Nous trouvâmes le « Jockey » près de Huron. Nous entrâmes et prîmes place devant le bar. Le patron ne nous regarda même pas.
Quelques hommes consommaient des boissons variées. Pas de femmes. Attablé dans le fond de la pièce, un soûlaud cuvait son vin. Nous prîmes chacun une bière, l’oncle Ambroise buvant presque toute la mienne.
Nous agîmes de même au « Baril de Bière », sur l’autre trottoir, près de Chicago Avenue. Même genre, même atmosphère, mais un peu plus de monde et deux barmen au lieu d’un. Au bar, nous nous trouvâmes isolés, ce qui nous permit de parler librement.
— N’allez-vous pas essayer de les faire parler ? De découvrir ce que papa faisait, ou quoi ?
Il secoua la tête.
— Il s’agit bien de découvrir ce qu’il faisait, ce qu’il cherchait… Attends, tu vas comprendre.
Nous sortîmes et revînmes sur nos pas, pour entrer dans un autre établissement, où je saisis le sens des paroles de mon oncle. Ici l’atmosphère était différente. De la musique – si l’on pouvait dire – des femmes, presque autant que d’hommes ; les unes jeunes, les autres moins, presque toutes soûles. Quelques prostituées.
Nous commandâmes des bocks et je me sentis heureux de penser que papa n’était pas venu ici. Il était sorti pour boire, voilà tout.
Nous repartîmes ensuite pour Chicago Avenue, dépassâmes le poste de police.
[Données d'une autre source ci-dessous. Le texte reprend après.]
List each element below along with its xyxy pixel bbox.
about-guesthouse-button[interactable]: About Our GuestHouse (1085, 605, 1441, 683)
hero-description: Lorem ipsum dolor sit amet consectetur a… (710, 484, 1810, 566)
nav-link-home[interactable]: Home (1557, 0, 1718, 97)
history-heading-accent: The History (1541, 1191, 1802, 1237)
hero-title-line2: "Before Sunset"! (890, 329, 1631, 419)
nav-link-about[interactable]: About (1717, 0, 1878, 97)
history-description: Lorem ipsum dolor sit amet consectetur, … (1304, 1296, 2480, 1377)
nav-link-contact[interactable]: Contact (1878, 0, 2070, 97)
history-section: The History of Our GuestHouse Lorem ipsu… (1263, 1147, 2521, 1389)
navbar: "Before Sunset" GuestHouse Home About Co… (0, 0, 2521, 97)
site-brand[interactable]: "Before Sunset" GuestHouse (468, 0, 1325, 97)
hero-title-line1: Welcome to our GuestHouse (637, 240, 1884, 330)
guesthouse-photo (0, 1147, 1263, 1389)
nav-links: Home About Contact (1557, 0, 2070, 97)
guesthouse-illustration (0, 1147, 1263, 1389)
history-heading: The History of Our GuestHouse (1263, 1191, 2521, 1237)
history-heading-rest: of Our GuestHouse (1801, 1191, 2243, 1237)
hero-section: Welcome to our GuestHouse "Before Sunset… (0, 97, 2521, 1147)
La Salle Street et Wells Street. Il avait pu tourner vers le sud, ici. Vers minuit et demie…
Hier soir, songeai-je, vers la même heure…
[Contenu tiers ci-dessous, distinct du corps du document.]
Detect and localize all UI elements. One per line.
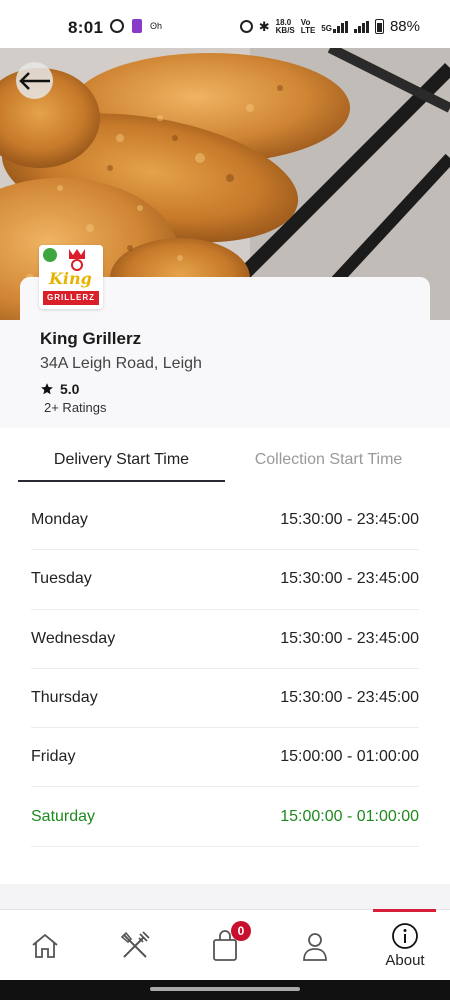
rating-count: 2+ Ratings <box>44 400 107 415</box>
status-time: 8:01 <box>68 18 104 37</box>
schedule-row-tuesday: Tuesday 15:30:00 - 23:45:00 <box>31 550 419 610</box>
tab-delivery-start-time[interactable]: Delivery Start Time <box>18 436 225 482</box>
fork-knife-icon <box>120 930 150 958</box>
schedule-row-monday: Monday 15:30:00 - 23:45:00 <box>31 491 419 551</box>
schedule-tabs: Delivery Start Time Collection Start Tim… <box>18 436 432 482</box>
day-label: Saturday <box>31 807 96 825</box>
status-right-icons: ✱ 18.0 KB/S Vo LTE 5G 88% <box>239 17 420 35</box>
day-label: Wednesday <box>31 629 116 647</box>
volte-indicator: Vo LTE <box>300 17 316 35</box>
status-bar: 8:01 ʘh ✱ 18.0 KB/S Vo LTE 5G 88% <box>0 0 450 48</box>
star-icon <box>41 383 53 395</box>
arrow-left-icon <box>18 71 50 90</box>
info-icon <box>392 923 418 949</box>
day-label: Monday <box>31 511 88 529</box>
nav-menu[interactable] <box>90 910 180 981</box>
alarm-icon <box>239 20 253 33</box>
active-tab-indicator <box>373 909 436 912</box>
hours-label: 15:30:00 - 23:45:00 <box>280 689 419 707</box>
signal-5g-icon: 5G <box>321 20 348 33</box>
app-notification-icon <box>132 19 142 33</box>
content-footer-strip <box>0 884 450 909</box>
whatsapp-icon <box>110 19 124 33</box>
rating-row: 5.0 <box>40 381 79 397</box>
signal-icon <box>353 20 369 33</box>
hours-label: 15:30:00 - 23:45:00 <box>280 629 419 647</box>
hours-label: 15:30:00 - 23:45:00 <box>280 511 419 529</box>
nav-home[interactable] <box>0 910 90 981</box>
cart-count-badge: 0 <box>231 921 251 941</box>
home-icon <box>32 933 58 958</box>
store-logo: King GRILLERZ <box>39 245 103 309</box>
battery-percent: 88% <box>389 18 420 35</box>
hours-label: 15:00:00 - 01:00:00 <box>280 748 419 766</box>
network-speed: 18.0 KB/S <box>275 17 295 35</box>
day-label: Thursday <box>31 689 98 707</box>
schedule-row-thursday: Thursday 15:30:00 - 23:45:00 <box>31 669 419 729</box>
day-label: Friday <box>31 748 76 766</box>
schedule-row-saturday: Saturday 15:00:00 - 01:00:00 <box>31 787 419 847</box>
store-info-card: King GRILLERZ King Grillerz 34A Leigh Ro… <box>20 245 430 427</box>
battery-icon <box>374 19 384 34</box>
user-icon <box>303 932 327 961</box>
schedule-row-wednesday: Wednesday 15:30:00 - 23:45:00 <box>31 610 419 669</box>
bottom-navigation: 0 About <box>0 909 450 980</box>
nav-about-label: About <box>385 952 425 969</box>
logo-text-grillerz: GRILLERZ <box>47 293 95 302</box>
hours-label: 15:30:00 - 23:45:00 <box>280 570 419 588</box>
bluetooth-icon: ✱ <box>258 18 270 34</box>
tab-collection-start-time[interactable]: Collection Start Time <box>225 436 432 482</box>
store-address: 34A Leigh Road, Leigh <box>40 355 202 372</box>
store-name: King Grillerz <box>40 329 142 348</box>
rating-value: 5.0 <box>60 381 80 397</box>
app-label: ʘh <box>150 21 163 31</box>
nav-profile[interactable] <box>270 910 360 981</box>
gesture-handle[interactable] <box>150 987 300 991</box>
status-left-icons: ʘh <box>110 19 162 33</box>
opening-hours-list: Monday 15:30:00 - 23:45:00 Tuesday 15:30… <box>31 491 419 847</box>
nav-cart[interactable]: 0 <box>180 910 270 981</box>
back-button[interactable] <box>16 62 53 99</box>
schedule-row-friday: Friday 15:00:00 - 01:00:00 <box>31 728 419 788</box>
logo-text-king: King <box>49 269 92 288</box>
nav-about[interactable]: About <box>360 910 450 981</box>
day-label: Tuesday <box>31 570 92 588</box>
hours-label: 15:00:00 - 01:00:00 <box>280 807 419 825</box>
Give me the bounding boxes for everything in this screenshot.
À Franklin Avenue, nous fûmes assourdis par le bruit d’une rame du métro aérien, passant en trombe au-dessus de nos têtes. Nous continuâmes jusqu’au coin de Orléans Street. Tout près, dans Chicago Avenue, une enseigne portait le nom de « Bière Topaze », ce devait être la boîte de Kaufman, car il n’y avait pas d’autre taverne dans ce pâté de maisons.
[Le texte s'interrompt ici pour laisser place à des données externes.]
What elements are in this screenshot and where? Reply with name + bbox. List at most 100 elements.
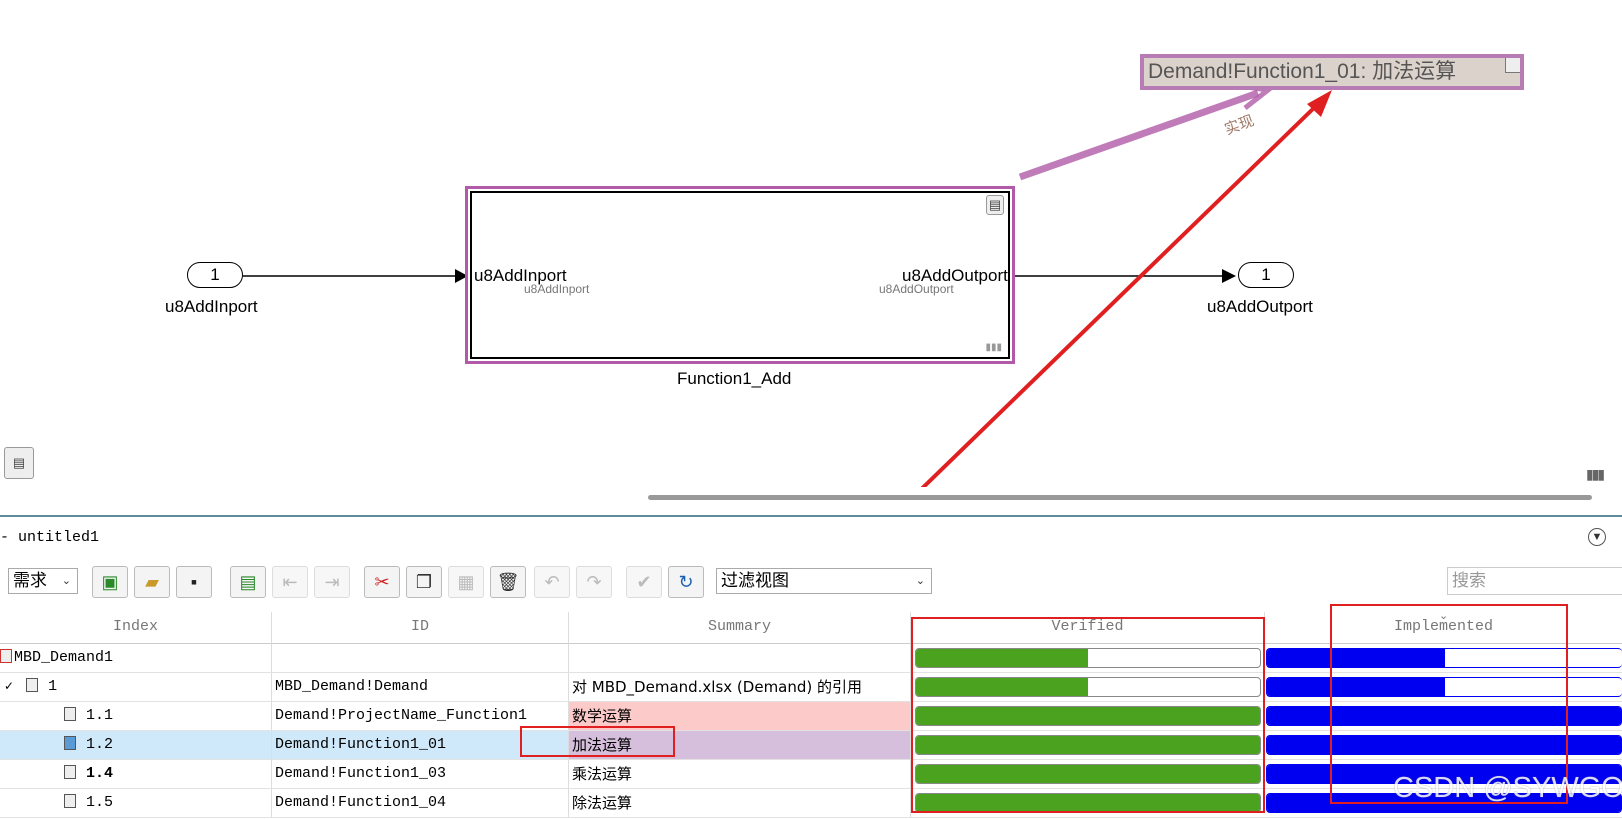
cut-icon: ✂ (374, 571, 390, 592)
requirement-icon (64, 736, 76, 751)
column-header-verified[interactable]: Verified (911, 612, 1265, 644)
panel-title: - untitled1 (0, 529, 100, 546)
delete-button[interactable]: 🗑 (490, 566, 526, 598)
implemented-progress-fill (1267, 736, 1622, 754)
indent-button[interactable]: ⇥ (314, 566, 350, 598)
summary-cell[interactable]: 除法运算 (569, 789, 911, 817)
add-requirement-button[interactable]: ▤ (230, 566, 266, 598)
table-row[interactable]: 1.4 Demand!Function1_03 乘法运算 (0, 760, 1622, 789)
index-cell[interactable]: MBD_Demand1 (0, 644, 272, 672)
id-cell[interactable]: MBD_Demand!Demand (272, 673, 569, 701)
index-cell[interactable]: 1.4 (0, 760, 272, 788)
open-button[interactable]: ▰ (134, 566, 170, 598)
table-row[interactable]: ✓ 1 MBD_Demand!Demand 对 MBD_Demand.xlsx (De… (0, 673, 1622, 702)
inner-outport-sublabel: u8AddOutport (879, 282, 954, 296)
subsystem-doc-icon[interactable]: ▤ (986, 195, 1004, 215)
chevron-down-icon: ⌄ (61, 574, 71, 587)
summary-cell[interactable]: 加法运算 (569, 731, 911, 759)
inport-number: 1 (210, 265, 220, 284)
refresh-button[interactable]: ↻ (668, 566, 704, 598)
summary-cell[interactable]: 对 MBD_Demand.xlsx (Demand) 的引用 (569, 673, 911, 701)
inport-name-label[interactable]: u8AddInport (165, 297, 258, 317)
expand-chevron-icon[interactable]: ✓ (4, 680, 14, 694)
implemented-progress-fill (1267, 707, 1622, 725)
id-cell[interactable] (272, 644, 569, 672)
model-canvas[interactable]: 1 u8AddInport ▤ ▮▮▮ u8AddInport u8AddOut… (0, 0, 1622, 487)
id-cell[interactable]: Demand!ProjectName_Function1 (272, 702, 569, 730)
column-header-summary[interactable]: Summary (569, 612, 911, 644)
verified-progress-fill (916, 707, 1260, 725)
canvas-grip-icon: ▮▮▮ (1586, 466, 1605, 482)
indent-icon: ⇥ (324, 571, 340, 592)
paste-button[interactable]: ▦ (448, 566, 484, 598)
implementation-link[interactable] (1018, 89, 1260, 181)
index-cell[interactable]: 1.1 (0, 702, 272, 730)
requirement-icon (26, 678, 39, 693)
outport-number: 1 (1261, 265, 1271, 284)
outdent-button[interactable]: ⇤ (272, 566, 308, 598)
copy-button[interactable]: ❐ (406, 566, 442, 598)
column-header-id[interactable]: ID (272, 612, 569, 644)
search-input[interactable]: 搜索 (1447, 567, 1622, 595)
annotation-toggle-icon[interactable]: ▤ (4, 447, 34, 479)
paste-icon: ▦ (457, 571, 475, 592)
table-row[interactable]: 1.2 Demand!Function1_01 加法运算 (0, 731, 1622, 760)
redo-button[interactable]: ↷ (576, 566, 612, 598)
outdent-icon: ⇤ (282, 571, 298, 592)
index-text: 1.4 (86, 765, 114, 782)
cut-button[interactable]: ✂ (364, 566, 400, 598)
id-cell[interactable]: Demand!Function1_01 (272, 731, 569, 759)
outport-name-label[interactable]: u8AddOutport (1207, 297, 1313, 317)
summary-cell[interactable]: 乘法运算 (569, 760, 911, 788)
column-header-index[interactable]: Index (0, 612, 272, 644)
index-text: 1.2 (86, 736, 114, 753)
implemented-progress-bar (1266, 648, 1622, 668)
verified-progress-fill (916, 765, 1260, 783)
verified-progress-bar (915, 648, 1261, 668)
table-row[interactable]: MBD_Demand1 (0, 644, 1622, 673)
requirement-icon (64, 794, 76, 809)
inport-block[interactable]: 1 (187, 262, 243, 288)
implemented-progress-fill (1267, 678, 1445, 696)
panel-divider[interactable] (0, 515, 1622, 517)
verified-progress-bar (915, 677, 1261, 697)
table-row[interactable]: 1.1 Demand!ProjectName_Function1 数学运算 (0, 702, 1622, 731)
verified-progress-fill (916, 794, 1260, 812)
undo-button[interactable]: ↶ (534, 566, 570, 598)
new-requirement-set-button[interactable]: ▣ (92, 566, 128, 598)
table-row[interactable]: 1.5 Demand!Function1_04 除法运算 (0, 789, 1622, 818)
annotation-text: Demand!Function1_01: 加法运算 (1148, 60, 1457, 83)
outport-arrow-head (1222, 269, 1236, 283)
implemented-progress-bar (1266, 706, 1622, 726)
summary-cell[interactable] (569, 644, 911, 672)
column-header-implemented[interactable]: Implemented ⌄ (1265, 611, 1622, 644)
filter-view-dropdown[interactable]: 过滤视图 ⌄ (716, 568, 932, 594)
check-button[interactable]: ✔ (626, 566, 662, 598)
view-dropdown[interactable]: 需求 ⌄ (8, 568, 78, 594)
requirements-toolbar: 需求 ⌄ ▣ ▰ ▪ ▤ ⇤ ⇥ ✂ ❐ ▦ 🗑 ↶ ↷ ✔ ↻ 过滤视图 ⌄ (0, 562, 1622, 600)
search-placeholder: 搜索 (1452, 571, 1486, 591)
requirement-annotation[interactable]: Demand!Function1_01: 加法运算 (1140, 54, 1524, 90)
sort-chevron-icon[interactable]: ⌄ (1439, 602, 1448, 632)
verified-progress-bar (915, 793, 1261, 813)
add-requirement-icon: ▤ (239, 571, 257, 592)
copy-icon: ❐ (415, 571, 433, 592)
id-cell[interactable]: Demand!Function1_03 (272, 760, 569, 788)
verified-progress-fill (916, 649, 1088, 667)
index-cell[interactable]: 1.5 (0, 789, 272, 817)
horizontal-scrollbar[interactable] (648, 495, 1592, 500)
subsystem-name-label[interactable]: Function1_Add (677, 369, 791, 389)
collapse-panel-button[interactable]: ▼ (1588, 528, 1606, 546)
save-button[interactable]: ▪ (176, 566, 212, 598)
index-cell[interactable]: 1.2 (0, 731, 272, 759)
outport-block[interactable]: 1 (1238, 262, 1294, 288)
subsystem-grip-icon: ▮▮▮ (985, 342, 1002, 353)
verified-progress-fill (916, 736, 1260, 754)
index-text: 1.1 (86, 707, 114, 724)
requirement-set-icon (0, 649, 12, 664)
index-cell[interactable]: ✓ 1 (0, 673, 272, 701)
index-text: MBD_Demand1 (14, 649, 114, 666)
view-dropdown-value: 需求 (13, 571, 47, 591)
id-cell[interactable]: Demand!Function1_04 (272, 789, 569, 817)
summary-cell[interactable]: 数学运算 (569, 702, 911, 730)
La dernière station de papa.
— Nous y allons ? demandai-je.
Mais mon oncle fit un signe négatif. Nous restâmes là cinq minutes au moins, sans rien dire. Je ne lui demandai même pas d’explication. Puis, il dit :
— Eh bien, petit ?
— Bien sûr, répondis-je.
Nous prîmes Orléans Street. Nous y allions, maintenant. Nous allions voir la ruelle.